7B. (1) In administrative proceedings in respect of a breach of section 4 or Article 101 of the Treaty on the Functioning of the European Union—

(a) it shall be presumed that an agreement between competing undertakings, a decision made by an association of competing undertakings or a concerted practice engaged in by competing undertakings the purpose of which is to—

(i) directly or indirectly fix prices with respect to the provision of goods or services to persons not party to the agreement, decision or concerted practice,

(ii) engage in bid-rigging,

(iii) limit output or sales, or

(iv) share markets or customers,

has as its object the prevention, restriction or distortion of competition in trade in any goods or services in the State or in any part of the State or within the common market, as the case may be, unless the defendant proves otherwise,

(b) it shall be a good defence to prove that the agreement, decision or concerted practice in question did not contravene that prohibition by virtue of section 4(2), and

(c) in which it is alleged that an agreement, decision or concerted practice contravened the prohibition in Article 101(1) of the Treaty on the Functioning of the European Union, it shall be a good defence to prove that—

(i) there was in force, at the material time, in respect of the particular agreement, decision or concerted practice an exemption granted by the European Commission pursuant to Article 101(3) of the Treaty on the Functioning of the European Union,

(ii) at the material time the agreement, decision or concerted practice benefited from the terms of an exemption provided for by, or granted under, a regulation made by the Council or the European Commission pursuant to Article 101(3) of the Treaty on the Functioning of the European Union, or

(iii) the agreement, decision or concerted practice did not contravene that prohibition by virtue of Article 101(3) of the Treaty on the Functioning of the European Union.
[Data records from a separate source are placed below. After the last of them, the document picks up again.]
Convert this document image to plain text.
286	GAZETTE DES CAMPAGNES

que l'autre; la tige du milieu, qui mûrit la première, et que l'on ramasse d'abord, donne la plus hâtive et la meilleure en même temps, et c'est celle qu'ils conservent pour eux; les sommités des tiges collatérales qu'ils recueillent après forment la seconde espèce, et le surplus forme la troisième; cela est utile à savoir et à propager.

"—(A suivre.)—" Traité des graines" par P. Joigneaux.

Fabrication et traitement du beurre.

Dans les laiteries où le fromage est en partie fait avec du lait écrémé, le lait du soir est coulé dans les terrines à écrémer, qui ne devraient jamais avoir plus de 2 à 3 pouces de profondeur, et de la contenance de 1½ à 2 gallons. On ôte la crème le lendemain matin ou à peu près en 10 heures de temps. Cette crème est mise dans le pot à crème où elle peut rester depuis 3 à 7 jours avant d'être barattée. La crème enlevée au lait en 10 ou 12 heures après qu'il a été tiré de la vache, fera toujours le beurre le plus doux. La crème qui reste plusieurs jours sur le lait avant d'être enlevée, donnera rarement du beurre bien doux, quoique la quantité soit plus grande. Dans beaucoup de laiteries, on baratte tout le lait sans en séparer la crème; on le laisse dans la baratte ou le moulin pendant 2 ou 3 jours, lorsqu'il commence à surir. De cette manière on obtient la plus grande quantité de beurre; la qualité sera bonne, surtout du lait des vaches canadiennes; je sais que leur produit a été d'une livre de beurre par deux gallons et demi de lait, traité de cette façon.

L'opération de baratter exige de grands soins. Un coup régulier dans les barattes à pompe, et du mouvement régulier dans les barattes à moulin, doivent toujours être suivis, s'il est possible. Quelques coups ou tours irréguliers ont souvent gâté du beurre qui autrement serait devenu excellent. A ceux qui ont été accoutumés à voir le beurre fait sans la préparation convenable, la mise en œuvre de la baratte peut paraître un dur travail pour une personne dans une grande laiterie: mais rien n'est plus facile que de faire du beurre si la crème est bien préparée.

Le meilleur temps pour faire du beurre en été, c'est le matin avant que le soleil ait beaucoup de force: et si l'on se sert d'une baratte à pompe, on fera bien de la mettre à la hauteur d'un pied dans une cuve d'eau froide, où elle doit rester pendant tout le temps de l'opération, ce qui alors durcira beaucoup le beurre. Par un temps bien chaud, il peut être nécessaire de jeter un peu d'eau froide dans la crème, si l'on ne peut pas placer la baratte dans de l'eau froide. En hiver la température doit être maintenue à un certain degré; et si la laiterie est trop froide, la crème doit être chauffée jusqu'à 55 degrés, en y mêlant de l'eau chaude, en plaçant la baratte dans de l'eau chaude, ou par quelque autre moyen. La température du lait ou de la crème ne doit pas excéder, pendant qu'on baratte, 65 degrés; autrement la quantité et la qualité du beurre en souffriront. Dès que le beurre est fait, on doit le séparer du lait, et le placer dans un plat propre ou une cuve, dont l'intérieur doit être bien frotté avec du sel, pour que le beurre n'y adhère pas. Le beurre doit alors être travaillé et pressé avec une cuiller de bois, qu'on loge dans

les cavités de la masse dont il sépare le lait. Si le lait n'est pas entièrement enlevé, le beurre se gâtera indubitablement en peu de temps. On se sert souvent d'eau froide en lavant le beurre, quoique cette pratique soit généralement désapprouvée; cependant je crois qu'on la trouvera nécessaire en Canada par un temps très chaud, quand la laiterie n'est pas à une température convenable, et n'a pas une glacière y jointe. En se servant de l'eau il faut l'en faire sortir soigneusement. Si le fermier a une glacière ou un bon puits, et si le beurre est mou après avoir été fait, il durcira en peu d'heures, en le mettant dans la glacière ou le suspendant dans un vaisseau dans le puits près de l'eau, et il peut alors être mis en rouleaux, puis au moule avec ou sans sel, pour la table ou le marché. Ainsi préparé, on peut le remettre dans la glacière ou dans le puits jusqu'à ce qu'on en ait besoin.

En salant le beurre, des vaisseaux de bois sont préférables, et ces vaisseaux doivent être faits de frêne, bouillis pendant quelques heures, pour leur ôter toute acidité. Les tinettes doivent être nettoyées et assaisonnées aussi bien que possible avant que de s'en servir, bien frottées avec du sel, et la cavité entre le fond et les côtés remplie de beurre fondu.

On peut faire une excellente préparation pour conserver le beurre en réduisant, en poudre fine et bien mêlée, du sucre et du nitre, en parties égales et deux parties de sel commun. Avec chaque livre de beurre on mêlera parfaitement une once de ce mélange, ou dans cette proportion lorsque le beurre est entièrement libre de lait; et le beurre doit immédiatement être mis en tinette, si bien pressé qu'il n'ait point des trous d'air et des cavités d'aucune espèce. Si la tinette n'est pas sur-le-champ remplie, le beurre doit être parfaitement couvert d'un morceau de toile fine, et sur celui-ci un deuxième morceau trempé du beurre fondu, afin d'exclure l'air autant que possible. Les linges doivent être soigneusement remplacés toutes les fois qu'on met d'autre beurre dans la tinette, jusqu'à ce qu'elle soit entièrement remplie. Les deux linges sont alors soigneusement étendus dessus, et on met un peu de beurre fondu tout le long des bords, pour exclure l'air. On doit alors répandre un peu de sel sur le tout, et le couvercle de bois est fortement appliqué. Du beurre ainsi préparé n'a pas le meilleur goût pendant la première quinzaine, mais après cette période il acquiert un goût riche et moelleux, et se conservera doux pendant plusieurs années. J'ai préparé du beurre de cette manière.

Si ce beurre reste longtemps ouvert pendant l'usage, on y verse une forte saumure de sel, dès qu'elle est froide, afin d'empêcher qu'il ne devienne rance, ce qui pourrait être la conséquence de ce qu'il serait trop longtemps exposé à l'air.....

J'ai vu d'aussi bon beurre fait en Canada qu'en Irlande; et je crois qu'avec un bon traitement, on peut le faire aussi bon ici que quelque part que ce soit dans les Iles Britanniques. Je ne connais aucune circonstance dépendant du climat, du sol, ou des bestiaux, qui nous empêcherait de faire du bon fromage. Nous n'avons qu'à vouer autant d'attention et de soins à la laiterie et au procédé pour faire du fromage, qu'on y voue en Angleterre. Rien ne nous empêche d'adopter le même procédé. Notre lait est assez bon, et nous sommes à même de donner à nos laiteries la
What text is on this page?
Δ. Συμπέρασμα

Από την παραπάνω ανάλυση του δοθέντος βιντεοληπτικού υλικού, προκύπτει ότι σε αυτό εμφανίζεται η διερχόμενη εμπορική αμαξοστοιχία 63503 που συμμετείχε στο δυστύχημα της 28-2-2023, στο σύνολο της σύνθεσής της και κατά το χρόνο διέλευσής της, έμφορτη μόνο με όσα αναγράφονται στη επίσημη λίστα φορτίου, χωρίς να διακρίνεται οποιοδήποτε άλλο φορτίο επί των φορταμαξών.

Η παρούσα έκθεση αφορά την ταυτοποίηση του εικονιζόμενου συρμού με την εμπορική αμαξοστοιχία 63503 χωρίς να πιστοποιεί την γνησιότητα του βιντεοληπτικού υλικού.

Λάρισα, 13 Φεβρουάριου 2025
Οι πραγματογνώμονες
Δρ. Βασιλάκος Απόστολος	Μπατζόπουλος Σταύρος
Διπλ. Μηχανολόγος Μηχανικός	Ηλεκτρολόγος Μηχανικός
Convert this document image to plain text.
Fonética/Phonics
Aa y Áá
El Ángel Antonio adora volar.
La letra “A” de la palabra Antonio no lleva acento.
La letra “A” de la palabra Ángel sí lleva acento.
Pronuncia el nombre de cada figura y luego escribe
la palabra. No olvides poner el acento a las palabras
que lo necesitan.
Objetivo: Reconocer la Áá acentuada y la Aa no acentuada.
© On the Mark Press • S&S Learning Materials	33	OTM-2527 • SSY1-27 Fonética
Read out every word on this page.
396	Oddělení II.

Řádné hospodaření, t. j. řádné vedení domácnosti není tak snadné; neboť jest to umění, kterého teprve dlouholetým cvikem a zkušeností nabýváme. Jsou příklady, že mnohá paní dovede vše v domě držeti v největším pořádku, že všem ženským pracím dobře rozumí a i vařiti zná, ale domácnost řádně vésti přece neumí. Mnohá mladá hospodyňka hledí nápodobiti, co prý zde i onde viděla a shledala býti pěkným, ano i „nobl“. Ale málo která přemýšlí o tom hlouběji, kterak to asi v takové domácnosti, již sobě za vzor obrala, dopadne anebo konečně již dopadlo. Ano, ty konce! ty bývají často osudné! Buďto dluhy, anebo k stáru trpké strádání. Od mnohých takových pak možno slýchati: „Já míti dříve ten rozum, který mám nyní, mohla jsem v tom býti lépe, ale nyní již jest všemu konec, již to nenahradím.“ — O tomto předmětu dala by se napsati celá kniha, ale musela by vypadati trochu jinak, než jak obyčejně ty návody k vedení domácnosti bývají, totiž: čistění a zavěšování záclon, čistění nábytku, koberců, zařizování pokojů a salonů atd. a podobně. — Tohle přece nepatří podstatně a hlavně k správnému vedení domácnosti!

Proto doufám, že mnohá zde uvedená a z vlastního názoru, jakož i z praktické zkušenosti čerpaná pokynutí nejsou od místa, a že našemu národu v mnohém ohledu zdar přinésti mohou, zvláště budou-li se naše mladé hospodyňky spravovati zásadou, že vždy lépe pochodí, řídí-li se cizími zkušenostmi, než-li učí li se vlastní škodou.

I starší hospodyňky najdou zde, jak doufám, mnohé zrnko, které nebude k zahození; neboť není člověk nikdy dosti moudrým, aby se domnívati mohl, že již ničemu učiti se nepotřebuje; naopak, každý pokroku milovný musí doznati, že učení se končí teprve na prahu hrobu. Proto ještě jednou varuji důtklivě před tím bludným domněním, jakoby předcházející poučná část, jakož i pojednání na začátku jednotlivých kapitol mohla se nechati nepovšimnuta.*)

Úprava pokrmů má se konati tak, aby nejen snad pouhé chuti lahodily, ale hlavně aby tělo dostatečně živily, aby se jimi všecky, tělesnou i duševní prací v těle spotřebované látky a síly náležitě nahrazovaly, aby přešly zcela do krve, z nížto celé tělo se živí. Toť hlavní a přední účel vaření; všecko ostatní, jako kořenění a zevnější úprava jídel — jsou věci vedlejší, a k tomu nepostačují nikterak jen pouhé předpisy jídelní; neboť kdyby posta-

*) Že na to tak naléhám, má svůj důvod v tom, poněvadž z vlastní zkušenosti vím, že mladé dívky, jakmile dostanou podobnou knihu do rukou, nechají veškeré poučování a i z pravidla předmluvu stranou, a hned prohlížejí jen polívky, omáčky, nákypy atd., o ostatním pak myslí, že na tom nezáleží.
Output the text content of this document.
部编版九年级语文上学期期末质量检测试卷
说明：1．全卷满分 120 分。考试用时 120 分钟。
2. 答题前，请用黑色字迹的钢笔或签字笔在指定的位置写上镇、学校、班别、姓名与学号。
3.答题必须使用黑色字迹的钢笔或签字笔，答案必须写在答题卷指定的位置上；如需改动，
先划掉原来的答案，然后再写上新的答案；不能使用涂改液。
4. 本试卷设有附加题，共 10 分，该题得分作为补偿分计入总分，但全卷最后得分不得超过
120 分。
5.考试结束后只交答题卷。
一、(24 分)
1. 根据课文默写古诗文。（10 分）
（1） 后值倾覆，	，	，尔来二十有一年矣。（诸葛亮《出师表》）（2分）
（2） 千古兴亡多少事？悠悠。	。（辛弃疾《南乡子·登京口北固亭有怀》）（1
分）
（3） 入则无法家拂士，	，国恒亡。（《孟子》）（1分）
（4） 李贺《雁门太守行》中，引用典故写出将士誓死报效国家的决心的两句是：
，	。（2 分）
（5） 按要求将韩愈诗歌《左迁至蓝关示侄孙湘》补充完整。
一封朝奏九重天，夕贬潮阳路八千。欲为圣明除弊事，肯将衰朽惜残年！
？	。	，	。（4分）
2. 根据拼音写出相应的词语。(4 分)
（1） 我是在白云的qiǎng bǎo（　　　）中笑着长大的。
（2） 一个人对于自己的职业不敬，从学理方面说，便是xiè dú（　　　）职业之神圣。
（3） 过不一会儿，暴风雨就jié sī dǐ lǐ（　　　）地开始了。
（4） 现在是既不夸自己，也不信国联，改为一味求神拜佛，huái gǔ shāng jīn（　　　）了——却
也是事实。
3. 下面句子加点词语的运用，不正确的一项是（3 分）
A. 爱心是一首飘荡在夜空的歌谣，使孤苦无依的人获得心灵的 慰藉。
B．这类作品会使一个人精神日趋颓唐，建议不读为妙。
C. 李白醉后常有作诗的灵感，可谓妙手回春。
(2) In administrative proceedings in respect of a breach of section 4 or 5 or of Article 101 or Article 102 of the Treaty on the Functioning of the European Union—

(a) it shall be a good defence to prove that the act concerned was done pursuant to a determination made or a direction given by a statutory body, and

(b) for the purpose of determining liability, any act done by an officer or an employee of an undertaking for the purposes of, or in connection with, the business or affairs of the undertaking shall be regarded as an act done by the undertaking.

(3) In this section—

‘administrative proceedings’ means proceedings, including proceedings before an adjudication officer or court, relating to any of the following:

(a) a prohibition notice;

(b) a statement of objections under section 15L;

(c) a referral to an adjudication officer under section 15M;

(d) administrative sanctions;

‘competing undertakings’ means undertakings that provide or are capable of providing goods or services to the same purchaser or purchasers.”.